B. Relevant statutes
Attached Form is as shown in the attached Form.
(c) Fact of recognition;
1) The sales contract made between the Plaintiff and the assignee as of April 30, 2012 includes the following special terms and conditions:
Table Omission of the Table
2) On April 30, 2012, the Plaintiff received KRW 358,384,420 from the transferee (aa to KRW 158,384,420, and KRW 200,000 from bb to 200,000) as local tax in arrears, and received KRW 11,615,580 from Aa on May 2, 2012.
3) On May 23, 2012, the assignee completed the registration of ownership transfer on the site and building of the instant age club, and leased the instant age club to ddd on May 25, 2012.
4) On July 19, 2012, the transferee registered his/her business as a real estate business on May 24, 2012 with the starting date of July 19, 2012, and the location of the instant age club as its place of business as its place of business, and ddd on May 25, 2012, with the starting date of May 26, 2012 as dd on May 26, 2012, as d on the location of the instant age club as its place of business, as d on the location of the instant place of business, and as hart club
5) Meanwhile, on the business license certificate for the instant age club business, the business name of the Plaintiff was changed from the Plaintiff to c on April 30, 2012, and was changed to dd on May 24, 2012. However, as the loan was borrowed but the principal and interest on the loan was not repaid by the due date, the purchase price for the instant real estate owned by the seller is changed to 7.5 billion won.
6) On May 30, 2012, the instant age club business was reported to be closed down.

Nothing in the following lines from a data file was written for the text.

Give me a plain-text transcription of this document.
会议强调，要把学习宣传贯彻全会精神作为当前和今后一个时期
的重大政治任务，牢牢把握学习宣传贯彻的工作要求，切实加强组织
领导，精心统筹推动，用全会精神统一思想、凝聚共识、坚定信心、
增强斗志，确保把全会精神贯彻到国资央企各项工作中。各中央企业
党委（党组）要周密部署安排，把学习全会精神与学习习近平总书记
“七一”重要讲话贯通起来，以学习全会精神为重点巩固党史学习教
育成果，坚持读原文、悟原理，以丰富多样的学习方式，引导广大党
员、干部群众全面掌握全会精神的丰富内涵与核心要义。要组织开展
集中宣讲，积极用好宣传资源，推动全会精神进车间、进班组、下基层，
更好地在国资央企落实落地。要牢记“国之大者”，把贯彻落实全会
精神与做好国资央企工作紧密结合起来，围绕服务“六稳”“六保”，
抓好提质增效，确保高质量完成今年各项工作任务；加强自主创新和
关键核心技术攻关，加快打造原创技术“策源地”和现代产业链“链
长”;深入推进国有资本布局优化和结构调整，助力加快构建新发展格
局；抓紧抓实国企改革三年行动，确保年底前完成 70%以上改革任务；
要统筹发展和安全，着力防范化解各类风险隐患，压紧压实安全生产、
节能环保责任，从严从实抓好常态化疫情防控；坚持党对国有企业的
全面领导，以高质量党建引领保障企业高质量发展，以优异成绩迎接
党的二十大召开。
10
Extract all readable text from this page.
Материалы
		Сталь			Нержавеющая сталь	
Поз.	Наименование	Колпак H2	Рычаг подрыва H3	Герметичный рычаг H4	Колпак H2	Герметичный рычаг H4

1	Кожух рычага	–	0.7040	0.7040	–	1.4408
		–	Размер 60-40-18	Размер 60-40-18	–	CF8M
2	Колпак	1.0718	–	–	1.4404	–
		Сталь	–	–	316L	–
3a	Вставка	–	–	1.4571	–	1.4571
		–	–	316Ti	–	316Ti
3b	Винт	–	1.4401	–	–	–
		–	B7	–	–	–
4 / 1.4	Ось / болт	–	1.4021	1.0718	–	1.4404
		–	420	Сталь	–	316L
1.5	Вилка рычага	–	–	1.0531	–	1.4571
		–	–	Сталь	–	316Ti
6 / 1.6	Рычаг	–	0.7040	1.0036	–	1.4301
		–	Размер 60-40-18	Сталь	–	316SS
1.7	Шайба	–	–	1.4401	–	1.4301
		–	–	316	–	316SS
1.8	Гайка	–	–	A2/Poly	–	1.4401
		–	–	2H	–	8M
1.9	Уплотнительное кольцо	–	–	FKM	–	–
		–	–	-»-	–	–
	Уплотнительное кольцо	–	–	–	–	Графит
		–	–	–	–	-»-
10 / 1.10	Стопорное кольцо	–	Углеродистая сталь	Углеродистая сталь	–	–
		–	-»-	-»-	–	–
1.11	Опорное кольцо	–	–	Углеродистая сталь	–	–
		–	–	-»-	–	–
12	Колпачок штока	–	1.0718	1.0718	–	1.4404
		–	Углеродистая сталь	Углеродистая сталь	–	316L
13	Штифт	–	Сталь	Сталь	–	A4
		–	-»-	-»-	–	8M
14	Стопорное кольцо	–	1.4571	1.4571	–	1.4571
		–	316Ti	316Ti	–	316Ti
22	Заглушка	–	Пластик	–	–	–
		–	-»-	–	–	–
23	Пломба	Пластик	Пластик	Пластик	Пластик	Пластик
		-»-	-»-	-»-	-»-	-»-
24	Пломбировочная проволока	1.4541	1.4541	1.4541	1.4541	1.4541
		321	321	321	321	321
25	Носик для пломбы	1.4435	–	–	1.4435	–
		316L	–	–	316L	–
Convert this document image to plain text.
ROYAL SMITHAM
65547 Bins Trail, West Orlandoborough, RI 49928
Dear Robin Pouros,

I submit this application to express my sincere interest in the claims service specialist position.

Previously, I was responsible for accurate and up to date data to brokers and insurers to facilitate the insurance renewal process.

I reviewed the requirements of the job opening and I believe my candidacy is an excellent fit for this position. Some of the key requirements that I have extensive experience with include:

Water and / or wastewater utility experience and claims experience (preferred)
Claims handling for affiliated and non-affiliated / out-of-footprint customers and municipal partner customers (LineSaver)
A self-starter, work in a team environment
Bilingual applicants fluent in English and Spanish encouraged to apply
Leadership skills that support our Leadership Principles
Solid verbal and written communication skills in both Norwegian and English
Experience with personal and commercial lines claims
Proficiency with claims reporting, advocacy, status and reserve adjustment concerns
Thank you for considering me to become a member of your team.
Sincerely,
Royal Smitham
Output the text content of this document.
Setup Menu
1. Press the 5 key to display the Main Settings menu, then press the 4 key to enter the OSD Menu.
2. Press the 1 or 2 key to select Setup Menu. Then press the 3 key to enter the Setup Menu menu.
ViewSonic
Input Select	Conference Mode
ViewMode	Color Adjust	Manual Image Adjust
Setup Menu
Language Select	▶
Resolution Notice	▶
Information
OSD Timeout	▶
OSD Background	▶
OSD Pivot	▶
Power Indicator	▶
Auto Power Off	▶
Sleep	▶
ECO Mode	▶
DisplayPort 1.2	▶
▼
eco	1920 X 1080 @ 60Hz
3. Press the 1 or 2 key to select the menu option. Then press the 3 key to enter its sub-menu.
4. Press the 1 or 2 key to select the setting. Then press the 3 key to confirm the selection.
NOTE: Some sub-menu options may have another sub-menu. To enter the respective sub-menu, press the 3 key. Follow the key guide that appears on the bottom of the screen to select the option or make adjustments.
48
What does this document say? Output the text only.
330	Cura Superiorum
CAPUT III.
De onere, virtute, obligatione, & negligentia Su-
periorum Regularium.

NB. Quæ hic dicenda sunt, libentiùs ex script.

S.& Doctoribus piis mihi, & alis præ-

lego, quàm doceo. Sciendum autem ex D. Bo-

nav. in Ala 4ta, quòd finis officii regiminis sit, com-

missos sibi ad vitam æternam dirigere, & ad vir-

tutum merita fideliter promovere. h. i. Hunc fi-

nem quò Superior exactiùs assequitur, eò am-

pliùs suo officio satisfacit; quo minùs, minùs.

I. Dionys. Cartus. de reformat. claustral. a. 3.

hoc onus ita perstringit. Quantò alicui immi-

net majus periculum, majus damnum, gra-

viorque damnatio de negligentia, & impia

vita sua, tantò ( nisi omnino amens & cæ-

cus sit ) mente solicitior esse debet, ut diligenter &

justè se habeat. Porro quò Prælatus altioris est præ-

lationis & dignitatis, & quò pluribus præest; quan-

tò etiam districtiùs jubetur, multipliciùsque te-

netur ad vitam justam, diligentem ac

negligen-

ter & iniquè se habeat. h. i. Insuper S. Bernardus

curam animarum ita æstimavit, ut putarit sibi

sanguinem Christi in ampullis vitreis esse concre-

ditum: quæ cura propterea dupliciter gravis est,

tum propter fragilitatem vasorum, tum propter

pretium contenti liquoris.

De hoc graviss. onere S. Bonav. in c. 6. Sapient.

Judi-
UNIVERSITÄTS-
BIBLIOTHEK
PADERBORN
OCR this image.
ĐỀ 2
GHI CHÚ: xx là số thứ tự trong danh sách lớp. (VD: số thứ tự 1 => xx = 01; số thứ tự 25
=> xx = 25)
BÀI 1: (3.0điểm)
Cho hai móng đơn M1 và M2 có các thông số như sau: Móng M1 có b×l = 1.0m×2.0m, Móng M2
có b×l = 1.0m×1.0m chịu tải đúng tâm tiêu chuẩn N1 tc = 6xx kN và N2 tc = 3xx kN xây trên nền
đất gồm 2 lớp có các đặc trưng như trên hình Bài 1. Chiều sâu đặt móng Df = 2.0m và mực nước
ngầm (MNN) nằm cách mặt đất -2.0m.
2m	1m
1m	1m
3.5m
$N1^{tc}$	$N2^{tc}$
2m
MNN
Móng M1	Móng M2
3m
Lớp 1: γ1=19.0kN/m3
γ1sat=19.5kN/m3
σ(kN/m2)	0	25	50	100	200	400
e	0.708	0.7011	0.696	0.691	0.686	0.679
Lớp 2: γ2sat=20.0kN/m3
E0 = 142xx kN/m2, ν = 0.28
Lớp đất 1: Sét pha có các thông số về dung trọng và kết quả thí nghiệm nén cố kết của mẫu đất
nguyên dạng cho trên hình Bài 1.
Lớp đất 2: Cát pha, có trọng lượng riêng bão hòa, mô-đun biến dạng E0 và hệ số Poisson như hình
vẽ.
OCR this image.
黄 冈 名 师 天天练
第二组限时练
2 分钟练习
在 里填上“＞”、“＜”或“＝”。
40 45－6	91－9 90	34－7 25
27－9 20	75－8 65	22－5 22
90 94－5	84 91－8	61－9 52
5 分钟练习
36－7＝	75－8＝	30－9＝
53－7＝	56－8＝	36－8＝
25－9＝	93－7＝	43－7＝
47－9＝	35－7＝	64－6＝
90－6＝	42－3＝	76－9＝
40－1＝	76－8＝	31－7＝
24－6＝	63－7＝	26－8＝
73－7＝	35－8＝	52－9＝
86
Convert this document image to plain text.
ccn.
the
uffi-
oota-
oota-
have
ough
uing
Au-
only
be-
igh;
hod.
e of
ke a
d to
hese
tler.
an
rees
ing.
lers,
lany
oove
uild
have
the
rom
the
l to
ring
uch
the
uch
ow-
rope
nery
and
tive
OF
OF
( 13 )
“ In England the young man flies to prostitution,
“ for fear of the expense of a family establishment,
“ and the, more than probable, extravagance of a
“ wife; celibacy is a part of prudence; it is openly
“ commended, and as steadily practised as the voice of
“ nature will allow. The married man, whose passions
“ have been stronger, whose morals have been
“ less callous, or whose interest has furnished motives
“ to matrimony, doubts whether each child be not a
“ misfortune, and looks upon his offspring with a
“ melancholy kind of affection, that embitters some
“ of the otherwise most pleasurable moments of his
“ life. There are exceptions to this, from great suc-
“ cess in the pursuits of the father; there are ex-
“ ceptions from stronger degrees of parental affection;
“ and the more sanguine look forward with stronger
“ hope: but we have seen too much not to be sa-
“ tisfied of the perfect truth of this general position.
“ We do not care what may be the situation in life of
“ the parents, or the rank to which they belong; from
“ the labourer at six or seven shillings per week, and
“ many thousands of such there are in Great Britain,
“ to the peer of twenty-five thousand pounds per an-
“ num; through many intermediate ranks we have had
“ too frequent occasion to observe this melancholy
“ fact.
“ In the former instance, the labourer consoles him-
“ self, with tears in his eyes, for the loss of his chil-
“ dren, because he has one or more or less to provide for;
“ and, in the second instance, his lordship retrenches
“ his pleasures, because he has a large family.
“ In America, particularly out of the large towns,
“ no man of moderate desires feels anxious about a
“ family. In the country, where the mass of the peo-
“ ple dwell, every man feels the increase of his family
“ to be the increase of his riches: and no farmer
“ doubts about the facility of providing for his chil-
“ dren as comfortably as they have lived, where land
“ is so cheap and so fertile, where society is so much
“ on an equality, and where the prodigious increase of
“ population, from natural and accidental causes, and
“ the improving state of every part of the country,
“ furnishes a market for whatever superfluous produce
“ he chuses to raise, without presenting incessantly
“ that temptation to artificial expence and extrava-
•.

[Recognition] Facts without dispute, Gap's statements, Gap's statements, Gap's evidence Nos. 1, 4, 8, 10, 13, 14, 15, Eul's evidence Nos. 2, 3 and 4 (including paper numbers), and the purport of the whole pleadings
D. Determination
(1) Article 6 (6) of the Value-Added Tax Act provides that the transfer of business is not deemed the supply of goods subject to value-added tax. Article 17 (2) of the Enforcement Decree provides that the transfer of business under Article 6 (6) of the Act shall comprehensively succeed to all rights (excluding rights related to outstanding amounts) and obligations (excluding rights related to unpaid amounts) to each business establishment. The term "transfer of business" refers to the comprehensive transfer of physical, human and rights and obligations including business property to replace only the owner of the business while maintaining the identity of the business. Thus, the fact that the business is a systematic combination of human and material facilities and its social independence should be recognized by being separated from the owner of the business, and it is difficult to view that the transferee of the above business as the ground of the tax disability in the transfer of the value-added tax and the burden of proof regarding the transfer of the above business is difficult to view that the transferee of the above business was the owner of the above c clubs as the owner of the above 3rd building site.
3. Conclusion
Therefore, the plaintiff's claim of this case is dismissed as it is without merit, and it is so decided as per Disposition.